主なポイント:
- Stellarバリデータは7月8日、プロトコル27 Zipperアップグレードの投票を実施
- ネイティブ認証委任によりソーシャルリカバリーとマルチシグ改善が可能に
- セキュリティパッチでSorobanスマートコントラクトのリプレイ脆弱性を修正
主なポイント:

Stellarネットワークのバリデータは7月8日、プロトコル27 Zipperの投票を実施する。このアップグレードはネイティブ認証委任機能とSorobanスマートコントラクトのセキュリティ修正を導入する。
Stellar Development Foundationの技術提案書によれば、この機能により、あるStellarアカウントが別のアカウントに対して、ネットワークレベルで直接代理権限を付与できるようになる。これにより、開発者が従来依存していた複雑な回避策が不要となる。

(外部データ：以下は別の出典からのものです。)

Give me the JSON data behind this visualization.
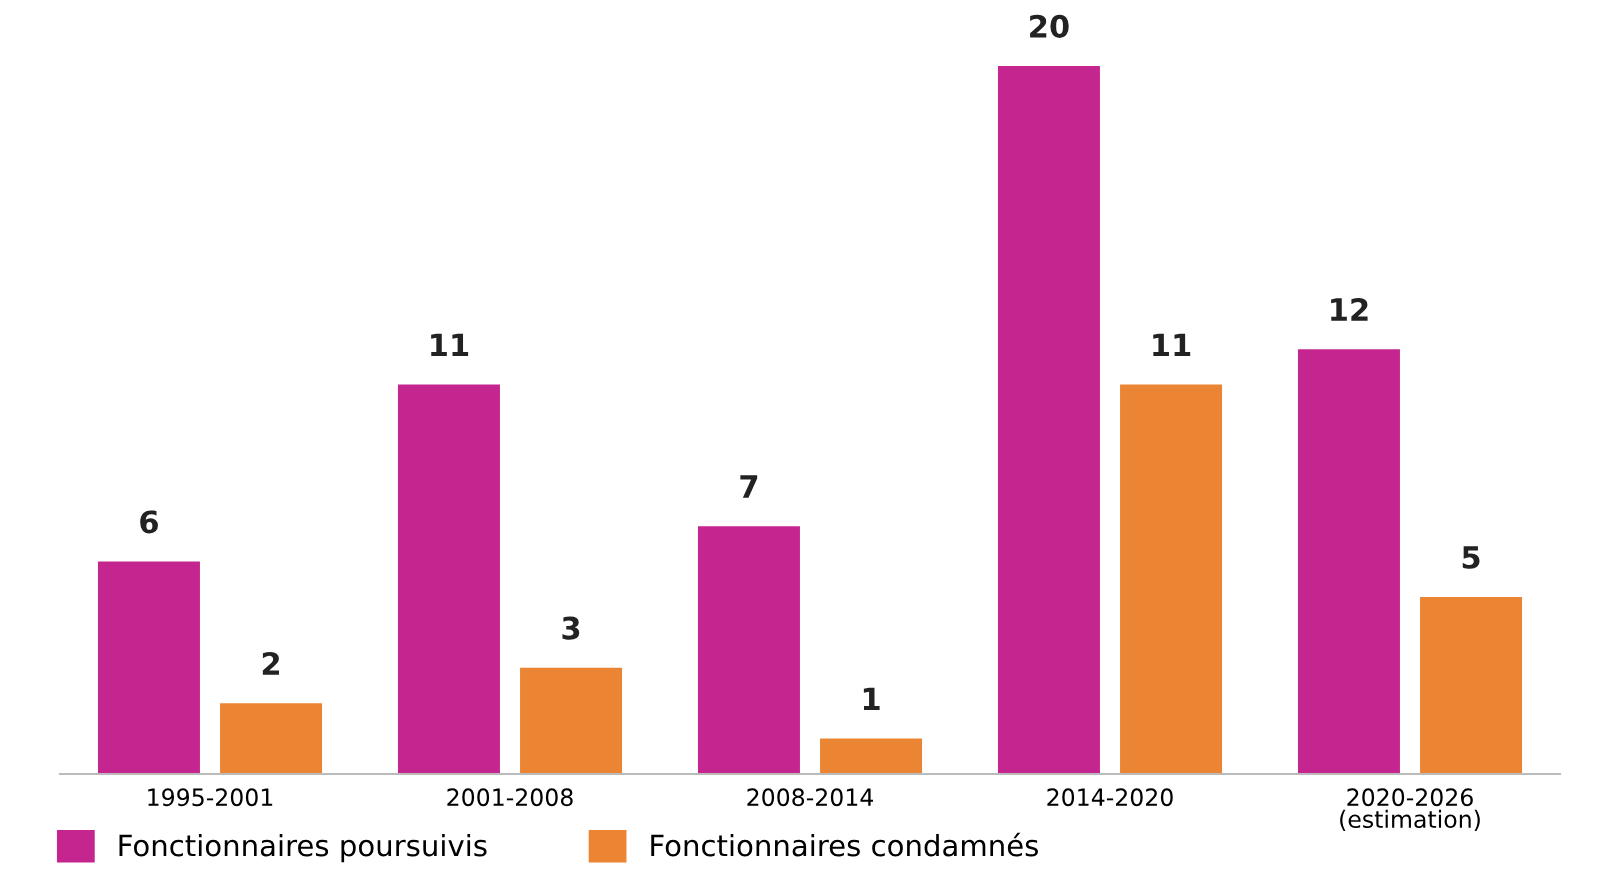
{
  "chart_data": {
    "type": "bar",
    "categories": [
      "1995-2001",
      "2001-2008",
      "2008-2014",
      "2014-2020",
      "2020-2026\n(estimation)"
    ],
    "series": [
      {
        "name": "Fonctionnaires poursuivis",
        "color": "#c5258f",
        "values": [
          6,
          11,
          7,
          20,
          12
        ]
      },
      {
        "name": "Fonctionnaires condamnés",
        "color": "#ec8533",
        "values": [
          2,
          3,
          1,
          11,
          5
        ]
      }
    ],
    "data_labels": true,
    "legend": "bottom left",
    "grid": false,
    "tick_labels": "x"
  }
}
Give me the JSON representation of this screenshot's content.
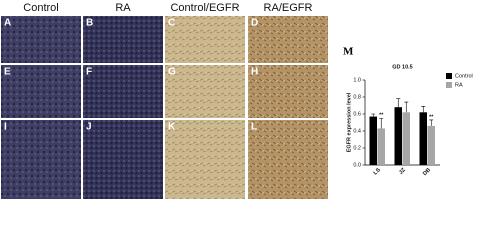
{
  "panels": {
    "headers": [
      "Control",
      "RA",
      "Control/EGFR",
      "RA/EGFR"
    ],
    "labels": [
      "A",
      "B",
      "C",
      "D",
      "E",
      "F",
      "G",
      "H",
      "I",
      "J",
      "K",
      "L"
    ]
  },
  "chart_data": {
    "type": "bar",
    "panel_label": "M",
    "title": "GD 10.5",
    "y_label": "EGFR expression level",
    "categories": [
      "LS",
      "JZ",
      "DB"
    ],
    "series": [
      {
        "name": "Control",
        "color": "#000000",
        "values": [
          0.57,
          0.68,
          0.62
        ],
        "errors": [
          0.03,
          0.1,
          0.07
        ],
        "significance": [
          null,
          null,
          null
        ]
      },
      {
        "name": "RA",
        "color": "#a6a6a6",
        "values": [
          0.43,
          0.62,
          0.46
        ],
        "errors": [
          0.12,
          0.12,
          0.07
        ],
        "significance": [
          "**",
          null,
          "**"
        ]
      }
    ],
    "ylim": [
      0,
      1.0
    ],
    "yticks": [
      {
        "value": 0,
        "label": "0.0"
      },
      {
        "value": 0.2,
        "label": "0.2"
      },
      {
        "value": 0.4,
        "label": "0.4"
      },
      {
        "value": 0.6,
        "label": "0.6"
      },
      {
        "value": 0.8,
        "label": "0.8"
      },
      {
        "value": 1.0,
        "label": "1.0"
      }
    ],
    "legend": "upper right"
  }
}
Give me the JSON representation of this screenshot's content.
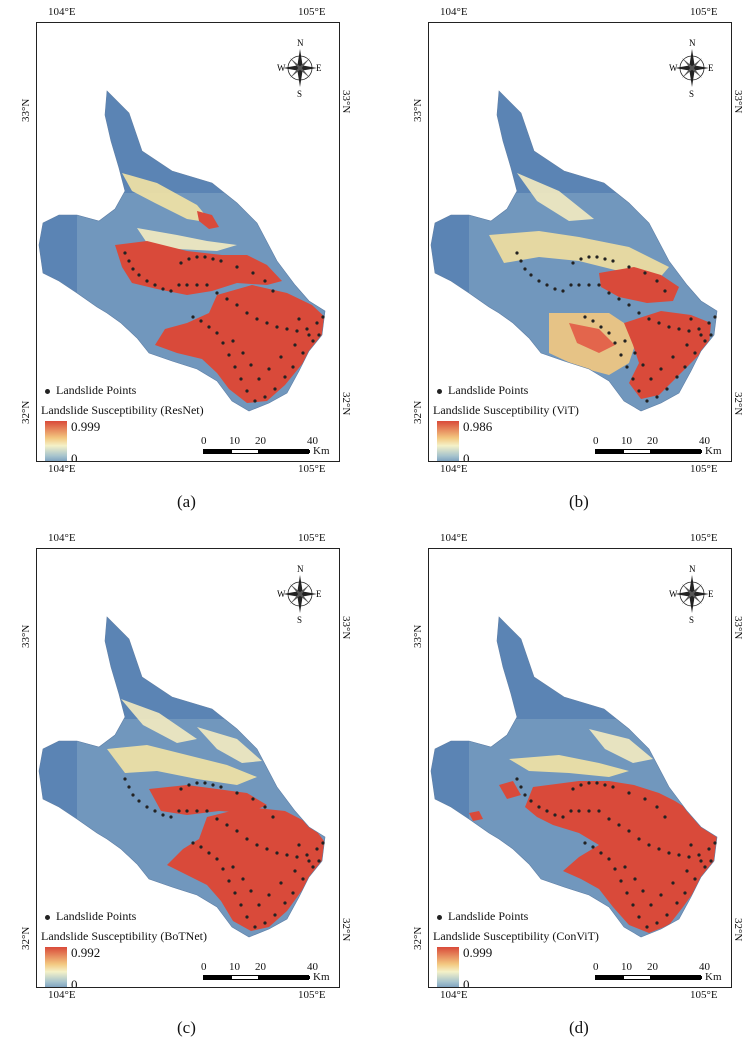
{
  "panels": [
    {
      "id": "a",
      "caption": "(a)",
      "legend_title": "Landslide Susceptibility (ResNet)",
      "max": "0.999",
      "min": "0",
      "pattern": "resnet"
    },
    {
      "id": "b",
      "caption": "(b)",
      "legend_title": "Landslide Susceptibility (ViT)",
      "max": "0.986",
      "min": "0",
      "pattern": "vit"
    },
    {
      "id": "c",
      "caption": "(c)",
      "legend_title": "Landslide Susceptibility (BoTNet)",
      "max": "0.992",
      "min": "0",
      "pattern": "botnet"
    },
    {
      "id": "d",
      "caption": "(d)",
      "legend_title": "Landslide Susceptibility (ConViT)",
      "max": "0.999",
      "min": "0",
      "pattern": "convit"
    }
  ],
  "common": {
    "lon_left": "104°E",
    "lon_right": "105°E",
    "lat_top": "33°N",
    "lat_bottom": "32°N",
    "points_label": "Landslide Points",
    "scale_labels": [
      "0",
      "10",
      "20",
      "40"
    ],
    "scale_unit": "Km",
    "compass": {
      "n": "N",
      "s": "S",
      "e": "E",
      "w": "W"
    }
  },
  "colors": {
    "low": "#5b84b4",
    "mid": "#f4f1c8",
    "high": "#d94a3a",
    "points": "#222222"
  }
}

このアップグレードはウォレットのソーシャルリカバリーを可能にし、ユーザーは事前に承認された信頼できるアカウントを通じて資金へのアクセスを回復できる。これは秘密鍵の紛失に関するインシデントを削減する可能性がある機能である。また、設定可能なルールに基づく委任署名権限をサポートし、中間トランザクション手順を削減することでマルチシグ設定を簡素化する。技術パッチは、アドレスに紐付いた認証情報を実装することでSorobanのリプレイ脆弱性を解決し、正当な認証情報が異なるコンテキストにコピーされて再利用されるのを防止する。
プロトコル27は、標準的なStellarアカウント向けのコントラクトベース認証を導入するプロトコル28への移行段階として機能する。バリデータが提案を承認した場合、まずテストネットで直ちに変更が実行され、その後一般展開となる。これにはStellar上で開発を行う開発者が、新たなコンセンサスルールとの互換性を確保するためにノードとソフトウェアツールを更新する必要がある。今回の投票は、Sorobanスマートコントラクトプラットフォームがメインネットでローンチして以来、Stellarにとって初の主要なプロトコル変更となる。
提案書によれば、認証プロセスの簡素化により、オンチェーンデータサイズの削減とトランザクションあたりの運用コストの低下が期待される。Stellarのアップグレードは、イーサリアムおよびSolana全体でDeFi活動をめぐる競争が激化する中、L1ブロックチェーンがアカウント抽象化と開発者ツールの改善を推進する広範な動きに続くものである。ネットワークのネイティブトークンであるXLMは、現時点ではこの投票に対する価格反応を示しておらず、取引活動はStellarエコシステム上で構築する開発者への技術的影響に焦点が当てられている。
本記事は情報提供のみを目的としており、投資助言を構成するものではない。